So you want to learn how to code?
If like me, you've tried multiple time to learn how to code unsuccessfully, then spending the time to read the words on this page and taking them to heart would be a good idea.
The Problem With Places Like CodeSchool, CodeAcademy and Others
Don't get me wrong, these services are great and very well built. The problem is that there might be a little too much handholding. If you are like me, you can complete a module without really being sure of what you've just learned because you have no context in which to put what you've learned.
What's great about freecodecamp.org is that the curriculum is built in very logical steps, IT'S FREE and in order to complete your certification, you must code projects that will require you to put together everything you've learned.

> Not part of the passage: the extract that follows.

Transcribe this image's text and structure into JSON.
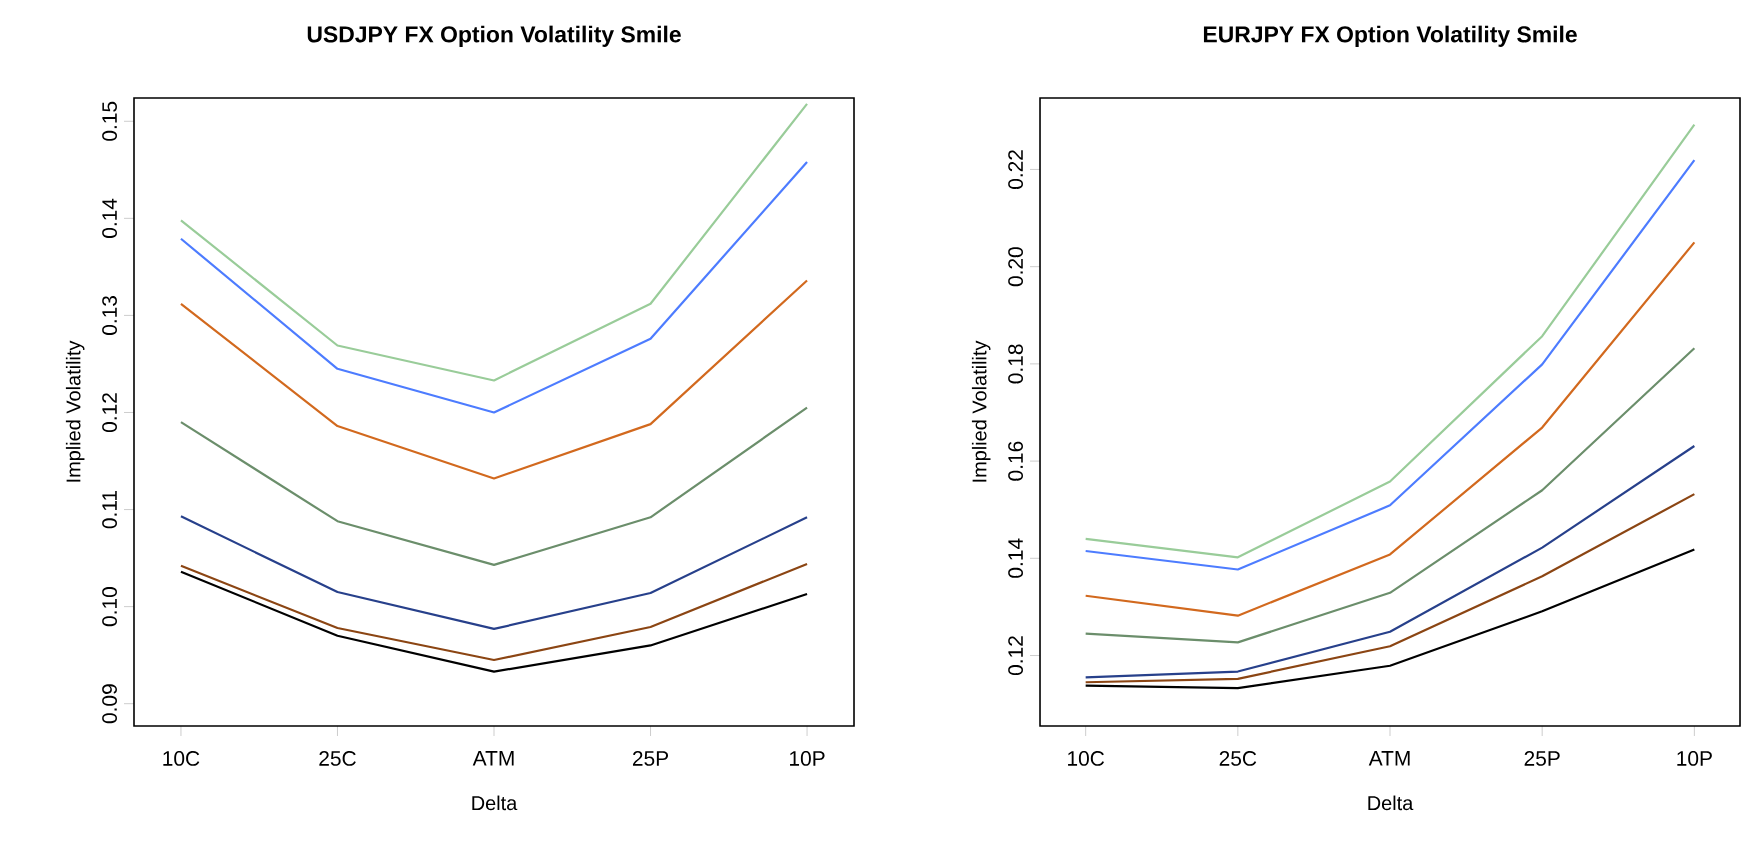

5 Practical Tips to Learn How to Code From Quincy Larson Founder of FreeCodeCamp
1. CODE EVERYDAY
That's a biggy and it seems obvious. This is however why I believe most people never actually learn to code. Learning how to code is like learning how to speak a new language. Every day that you do not code, you lose some of the grammar and syntax that you've learned previously.
It's better to do 30min every day than a 4hours twice a week.
2. HANGOUT WITH CODERS
Motivation and friendship will keep you in the game long enough to feel competent. You can join a meetup group in your local city and start talking about some of the stuff that you are learning.
3. TOOLS DONT MATTER
The easiest way to procrastinate is to get obsessed with tools. Coding, even if it's with the basic Window notepad, is better than spending hours comparing the benefits of Atom Vs Sublime Text.
4. LEARN HOW TO BUILD, DONT WORRY ABOUT WHAT TO BUILD
Just build stuff! Start small and build on top of them. Need a list of ideas? Here it is
5. CONTRIBUTE TO OPEN SOURCE
This is self-evident. When people get recruited for a job, one of the first things interviewers look at is your GitHub repo. Having a busy github and people liking what you contribute is a great way to showcase your passion and skills.
I've been on a 3 week streak today where I've coded every single day...this is not enough to make me a coder but the knowledge does compound overtime. Hopefully, by the end of the year, I should be solid enough to do very basic stuff using the steem blockchain.
What have you been up to? Are you getting ready to start coding?